In particular, the chambers Executive Director Don Judson and office manager Rhonda Judson have gone above and beyond the call of duty to make the event a very special evening. It was especially sad to hear that this will be their last Crystal Apple ceremony. Their hard work and dedication is inspirational and all of us in the educational community thank them and wish them well in their future journeys.
Of course the focus of the evening was on those who truly embody the concept of service, our public educators.
As superintendent, I see what is expected of these public servants every day. We ask them to do more with less, work way beyond the hours they are paid, put up with a mountain of reform initiatives, be chastised for a retirement system they have no control over and do it all with a smile on their face and grace in their heart. The amazing thing is they do just that.

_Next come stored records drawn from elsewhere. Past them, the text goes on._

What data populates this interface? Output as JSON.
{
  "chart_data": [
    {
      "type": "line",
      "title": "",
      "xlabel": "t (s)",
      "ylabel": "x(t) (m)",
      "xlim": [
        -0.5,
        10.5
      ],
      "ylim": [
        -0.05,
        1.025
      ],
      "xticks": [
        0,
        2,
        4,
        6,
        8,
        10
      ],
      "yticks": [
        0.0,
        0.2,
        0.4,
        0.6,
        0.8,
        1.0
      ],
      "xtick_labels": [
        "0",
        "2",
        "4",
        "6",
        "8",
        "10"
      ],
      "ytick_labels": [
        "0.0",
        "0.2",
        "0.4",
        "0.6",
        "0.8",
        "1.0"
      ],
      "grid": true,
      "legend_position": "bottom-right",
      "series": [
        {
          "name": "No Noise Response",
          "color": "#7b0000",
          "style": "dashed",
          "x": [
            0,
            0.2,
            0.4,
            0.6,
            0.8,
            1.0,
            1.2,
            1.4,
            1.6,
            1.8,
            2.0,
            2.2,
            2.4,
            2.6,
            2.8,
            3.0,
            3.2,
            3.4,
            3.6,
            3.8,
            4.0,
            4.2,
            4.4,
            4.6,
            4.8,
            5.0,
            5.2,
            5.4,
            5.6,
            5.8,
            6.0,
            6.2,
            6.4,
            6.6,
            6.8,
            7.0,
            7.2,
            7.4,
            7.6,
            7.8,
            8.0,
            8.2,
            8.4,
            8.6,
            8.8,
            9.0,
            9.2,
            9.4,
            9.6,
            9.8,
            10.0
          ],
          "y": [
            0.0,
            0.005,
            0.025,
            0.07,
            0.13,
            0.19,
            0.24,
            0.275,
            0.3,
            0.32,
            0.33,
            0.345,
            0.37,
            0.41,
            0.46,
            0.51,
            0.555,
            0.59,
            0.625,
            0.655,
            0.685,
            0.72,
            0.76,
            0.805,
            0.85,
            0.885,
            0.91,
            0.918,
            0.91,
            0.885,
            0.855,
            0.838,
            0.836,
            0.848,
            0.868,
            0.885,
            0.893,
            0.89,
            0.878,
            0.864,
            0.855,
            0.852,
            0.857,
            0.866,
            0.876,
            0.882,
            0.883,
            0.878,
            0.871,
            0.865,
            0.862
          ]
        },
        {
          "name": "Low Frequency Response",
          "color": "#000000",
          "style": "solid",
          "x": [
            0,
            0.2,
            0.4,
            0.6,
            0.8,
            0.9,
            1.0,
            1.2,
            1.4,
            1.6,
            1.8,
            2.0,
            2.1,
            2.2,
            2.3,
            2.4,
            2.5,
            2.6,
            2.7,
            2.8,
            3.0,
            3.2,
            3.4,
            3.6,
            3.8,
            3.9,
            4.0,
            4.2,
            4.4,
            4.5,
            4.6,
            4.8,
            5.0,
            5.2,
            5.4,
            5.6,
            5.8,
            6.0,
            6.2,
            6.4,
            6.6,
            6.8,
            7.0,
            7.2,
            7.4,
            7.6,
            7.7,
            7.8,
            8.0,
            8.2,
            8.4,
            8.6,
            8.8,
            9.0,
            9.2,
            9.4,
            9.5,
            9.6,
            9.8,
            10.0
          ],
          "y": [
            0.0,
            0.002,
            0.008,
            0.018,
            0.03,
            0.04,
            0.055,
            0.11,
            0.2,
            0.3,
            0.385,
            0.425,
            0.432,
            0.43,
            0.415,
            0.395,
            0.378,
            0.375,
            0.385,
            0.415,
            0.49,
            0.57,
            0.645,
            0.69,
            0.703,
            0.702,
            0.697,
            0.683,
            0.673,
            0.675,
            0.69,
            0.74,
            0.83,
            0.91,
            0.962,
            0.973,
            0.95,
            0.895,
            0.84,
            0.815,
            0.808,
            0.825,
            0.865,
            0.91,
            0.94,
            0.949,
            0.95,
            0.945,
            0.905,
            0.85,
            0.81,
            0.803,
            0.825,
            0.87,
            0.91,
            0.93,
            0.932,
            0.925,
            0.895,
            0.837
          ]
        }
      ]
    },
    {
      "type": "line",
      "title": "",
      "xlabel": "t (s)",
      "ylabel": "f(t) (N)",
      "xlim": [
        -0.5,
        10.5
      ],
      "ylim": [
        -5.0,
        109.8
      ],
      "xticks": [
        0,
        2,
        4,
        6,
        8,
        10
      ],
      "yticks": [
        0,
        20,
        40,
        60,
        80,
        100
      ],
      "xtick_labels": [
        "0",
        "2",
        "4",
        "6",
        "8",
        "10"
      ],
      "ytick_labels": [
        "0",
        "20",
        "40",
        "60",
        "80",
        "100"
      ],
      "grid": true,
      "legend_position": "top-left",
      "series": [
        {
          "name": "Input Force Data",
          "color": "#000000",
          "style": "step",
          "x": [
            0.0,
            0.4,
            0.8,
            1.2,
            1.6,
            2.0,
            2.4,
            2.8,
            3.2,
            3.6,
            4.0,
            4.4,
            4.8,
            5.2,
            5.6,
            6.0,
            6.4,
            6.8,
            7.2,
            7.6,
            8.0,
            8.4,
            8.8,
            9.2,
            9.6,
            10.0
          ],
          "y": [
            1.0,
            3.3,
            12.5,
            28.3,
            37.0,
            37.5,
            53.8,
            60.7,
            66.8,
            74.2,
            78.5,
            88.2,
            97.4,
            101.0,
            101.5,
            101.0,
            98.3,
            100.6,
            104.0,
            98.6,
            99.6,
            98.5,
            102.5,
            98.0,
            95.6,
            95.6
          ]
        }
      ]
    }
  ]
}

Serving the students and families of our communities is what they have dedicated their entire lives to and at the awards ceremony we got the chance to recognize a few of them for their fine work. A moment of service, or volunteer work is one thing, but to commit a lifetime to helping others realize their highest aspirations is quite another.
Those receiving awards epitomize the selfless nature of the work and we congratulate them on a job well done.
They also represent hundreds of other educators who toil each day making our schools and communities a better place because of their sense of service.
To each of them we say thank you for recapturing the lost art of service.